Le projet du gouvernement s’inscrit dans le sillage du développement du financement participatif et de la réforme du Code des assurances. Adoptée à l’été 2013, elle permet aux assureurs d’investir davantage dans le non-coté et a été à l’origine du lancement de nombreux fonds de prêts à l’économie. D’ici à la fin de l’année, un décret devrait autoriser les mutuelles santé et les instituts de prévoyance à lancer aussi ces fonds. Aujourd’hui, seuls les banques, les sociétés de financement et les assureurs-crédit sont autorisés à accéder au fichier Fiben où les sociétés font l’objet d’une «cotation».
Un article du projet de loi sur la simplification des entreprises qui doit être définitivement adopté cette semaine prévoyait donc d’autoriser le gouvernement à agir par ordonnance pour «aménager les dispositifs de suivi du financement des entreprises». Il a été supprimé au Sénat.

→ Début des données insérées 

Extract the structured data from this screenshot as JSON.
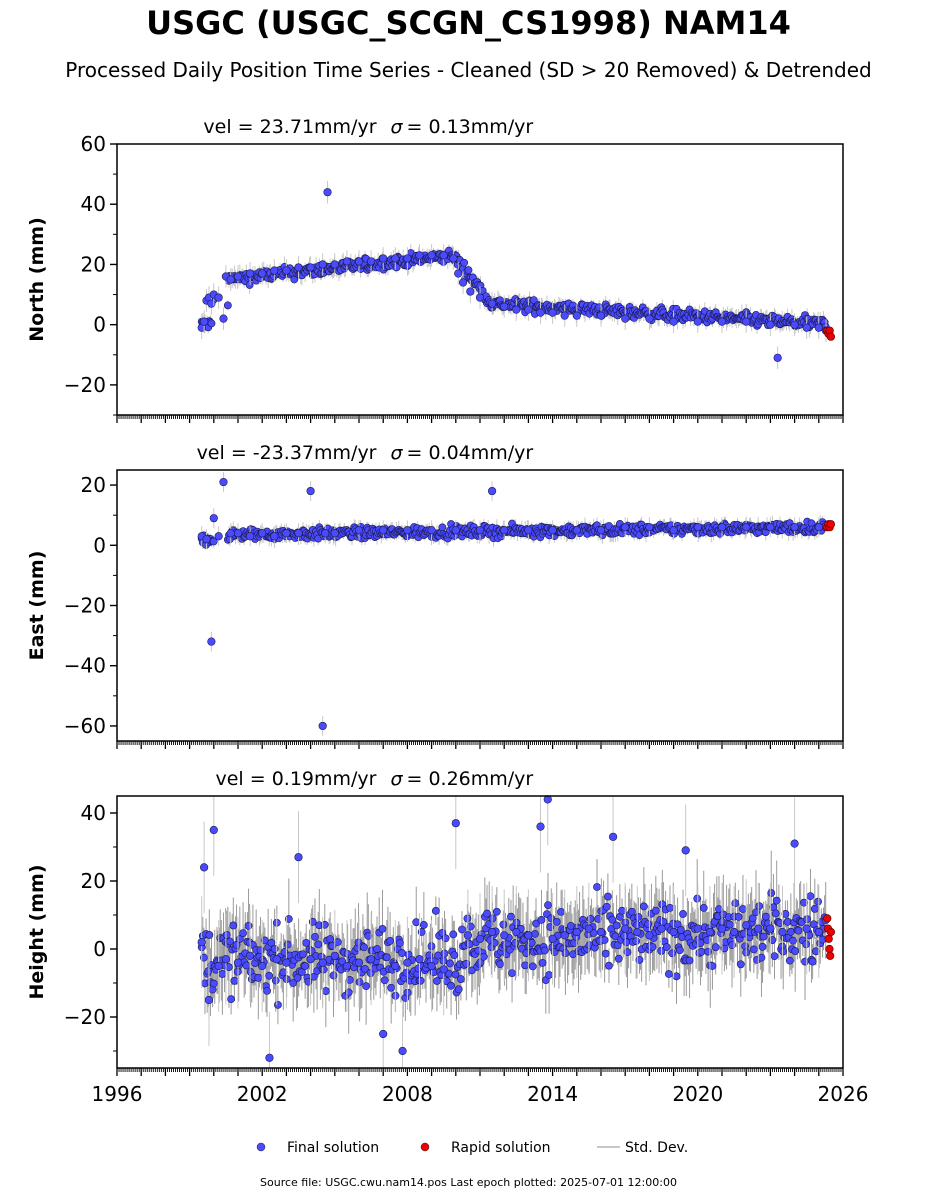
{
  "header": {
    "title": "USGC (USGC_SCGN_CS1998) NAM14",
    "subtitle": "Processed Daily Position Time Series - Cleaned (SD > 20 Removed) & Detrended"
  },
  "footer": {
    "source": "Source file: USGC.cwu.nam14.pos  Last epoch plotted: 2025-07-01 12:00:00"
  },
  "colors": {
    "final": "#4a4aff",
    "rapid": "#ee0000",
    "stddev": "#c8c8c8"
  },
  "legend": {
    "placement": "bottom-center",
    "items": [
      {
        "label": "Final solution",
        "color": "#4a4aff",
        "kind": "dot"
      },
      {
        "label": "Rapid solution",
        "color": "#ee0000",
        "kind": "dot"
      },
      {
        "label": "Std. Dev.",
        "color": "#c8c8c8",
        "kind": "line"
      }
    ]
  },
  "chart_data": [
    {
      "type": "scatter",
      "component": "north",
      "title": "vel = 23.71mm/yr",
      "sigma_label": "= 0.13mm/yr",
      "ylabel": "North (mm)",
      "xlim": [
        1996,
        2026
      ],
      "ylim": [
        -30,
        60
      ],
      "yticks": [
        -20,
        0,
        20,
        40,
        60
      ],
      "xticks": [
        1996,
        2002,
        2008,
        2014,
        2020,
        2026
      ],
      "series": [
        {
          "name": "Final solution",
          "x": [
            1999.5,
            1999.6,
            1999.7,
            1999.8,
            1999.9,
            2000.0,
            2000.2,
            2000.4,
            2000.5,
            2000.7,
            2001.0,
            2001.5,
            2002.0,
            2002.5,
            2003.0,
            2003.5,
            2004.0,
            2004.5,
            2004.7,
            2005.0,
            2005.5,
            2006.0,
            2006.5,
            2007.0,
            2007.5,
            2008.0,
            2008.5,
            2009.0,
            2009.5,
            2009.9,
            2010.1,
            2010.3,
            2010.6,
            2011.0,
            2011.5,
            2012.0,
            2012.5,
            2013.0,
            2013.5,
            2014.0,
            2014.5,
            2015.0,
            2016.0,
            2017.0,
            2018.0,
            2019.0,
            2020.0,
            2021.0,
            2022.0,
            2023.0,
            2023.3,
            2024.0,
            2024.5,
            2025.0,
            2025.3
          ],
          "y": [
            -1,
            1,
            8,
            9,
            7,
            10,
            9,
            2,
            16,
            15,
            16,
            17,
            17,
            18,
            18,
            19,
            19,
            20,
            44,
            20,
            21,
            21,
            21,
            22,
            22,
            22,
            23,
            23,
            23,
            22,
            17,
            14,
            11,
            9,
            7,
            6,
            5,
            5,
            4,
            4,
            3,
            3,
            3,
            2,
            2,
            1,
            1,
            1,
            1,
            0,
            -11,
            0,
            -1,
            -1,
            -2
          ]
        },
        {
          "name": "Rapid solution",
          "x": [
            2025.35,
            2025.4,
            2025.45,
            2025.5
          ],
          "y": [
            -2,
            -3,
            -2,
            -4
          ]
        }
      ]
    },
    {
      "type": "scatter",
      "component": "east",
      "title": "vel = -23.37mm/yr",
      "sigma_label": "= 0.04mm/yr",
      "ylabel": "East (mm)",
      "xlim": [
        1996,
        2026
      ],
      "ylim": [
        -65,
        25
      ],
      "yticks": [
        -60,
        -40,
        -20,
        0,
        20
      ],
      "xticks": [
        1996,
        2002,
        2008,
        2014,
        2020,
        2026
      ],
      "series": [
        {
          "name": "Final solution",
          "x": [
            1999.5,
            1999.7,
            1999.9,
            2000.0,
            2000.2,
            2000.4,
            2000.7,
            2001.0,
            2001.5,
            2002.0,
            2002.5,
            2003.0,
            2003.5,
            2004.0,
            2004.5,
            2004.6,
            2005.0,
            2006.0,
            2007.0,
            2008.0,
            2009.0,
            2010.0,
            2011.0,
            2011.5,
            2012.0,
            2013.0,
            2014.0,
            2015.0,
            2016.0,
            2017.0,
            2018.0,
            2019.0,
            2020.0,
            2021.0,
            2022.0,
            2023.0,
            2024.0,
            2025.0
          ],
          "y": [
            3,
            2,
            -32,
            9,
            3,
            21,
            4,
            4,
            3,
            4,
            3,
            4,
            4,
            18,
            -60,
            4,
            4,
            5,
            5,
            5,
            5,
            5,
            5,
            18,
            5,
            5,
            5,
            5,
            5,
            6,
            6,
            5,
            6,
            6,
            6,
            6,
            6,
            6
          ]
        },
        {
          "name": "Rapid solution",
          "x": [
            2025.35,
            2025.4,
            2025.45,
            2025.5
          ],
          "y": [
            6,
            7,
            6,
            7
          ]
        }
      ]
    },
    {
      "type": "scatter",
      "component": "height",
      "title": "vel = 0.19mm/yr",
      "sigma_label": "= 0.26mm/yr",
      "ylabel": "Height (mm)",
      "xlim": [
        1996,
        2026
      ],
      "ylim": [
        -35,
        45
      ],
      "yticks": [
        -20,
        0,
        20,
        40
      ],
      "xticks": [
        1996,
        2002,
        2008,
        2014,
        2020,
        2026
      ],
      "series": [
        {
          "name": "Final solution",
          "x": [
            1999.5,
            1999.6,
            1999.8,
            2000.0,
            2000.2,
            2000.5,
            2001.0,
            2001.5,
            2002.0,
            2002.3,
            2002.6,
            2003.0,
            2003.5,
            2004.0,
            2004.5,
            2005.0,
            2005.5,
            2006.0,
            2006.5,
            2007.0,
            2007.5,
            2007.8,
            2008.0,
            2008.5,
            2009.0,
            2009.5,
            2010.0,
            2010.5,
            2011.0,
            2011.5,
            2012.0,
            2012.5,
            2013.0,
            2013.5,
            2013.8,
            2014.0,
            2014.5,
            2015.0,
            2015.5,
            2016.0,
            2016.5,
            2017.0,
            2017.5,
            2018.0,
            2018.5,
            2019.0,
            2019.5,
            2020.0,
            2020.5,
            2021.0,
            2021.5,
            2022.0,
            2022.5,
            2023.0,
            2023.5,
            2024.0,
            2024.5,
            2025.0
          ],
          "y": [
            2,
            24,
            -15,
            35,
            -5,
            -3,
            -4,
            -2,
            -5,
            -32,
            -3,
            -4,
            27,
            -3,
            -4,
            -2,
            -5,
            -4,
            -3,
            -25,
            -5,
            -30,
            -4,
            -3,
            -5,
            -6,
            37,
            4,
            3,
            5,
            4,
            5,
            4,
            36,
            44,
            3,
            4,
            5,
            6,
            5,
            33,
            6,
            5,
            4,
            6,
            5,
            29,
            6,
            5,
            6,
            5,
            7,
            6,
            6,
            5,
            31,
            6,
            5
          ]
        },
        {
          "name": "Rapid solution",
          "x": [
            2025.35,
            2025.38,
            2025.41,
            2025.44,
            2025.47,
            2025.5
          ],
          "y": [
            9,
            6,
            3,
            0,
            -2,
            5
          ]
        }
      ]
    }
  ]
}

En séance début novembre, le secrétaire d’Etat à la réforme de l’Etat et à la simplification, Thierry Mandon, a défendu une évolution «réclamée» par les entreprises car «de nature à simplifier leurs recherches de financement». Il n’a pourtant pas réussi à convaincre le sénateur Philippe Dominati (UMP), qui a demandé la suppression de l’article sous prétexte que le dispositif pourrait «complexifier» la vie des entreprises et qu’il n’y avait pas d’urgence.
La mesure pourrait être reproposée au cours du débat sur la loi Macron pour la croissance et l’activité qui s’ouvrira à l’assemblée en janvier prochain.
Quoi qu’il arrive, la Banque de France sera très attentive à l’évolution de l’accès au fichier Fiben. Elle refuse qu’il soit généralisé. «Le risque serait d’être qualifié d’agence de notation, ce qui enlèverait tout intérêt à cette base», a fait valoir lors d’une conférence jeudi, François Haas, l’adjoint au directeur général des opérations de la Banque de France.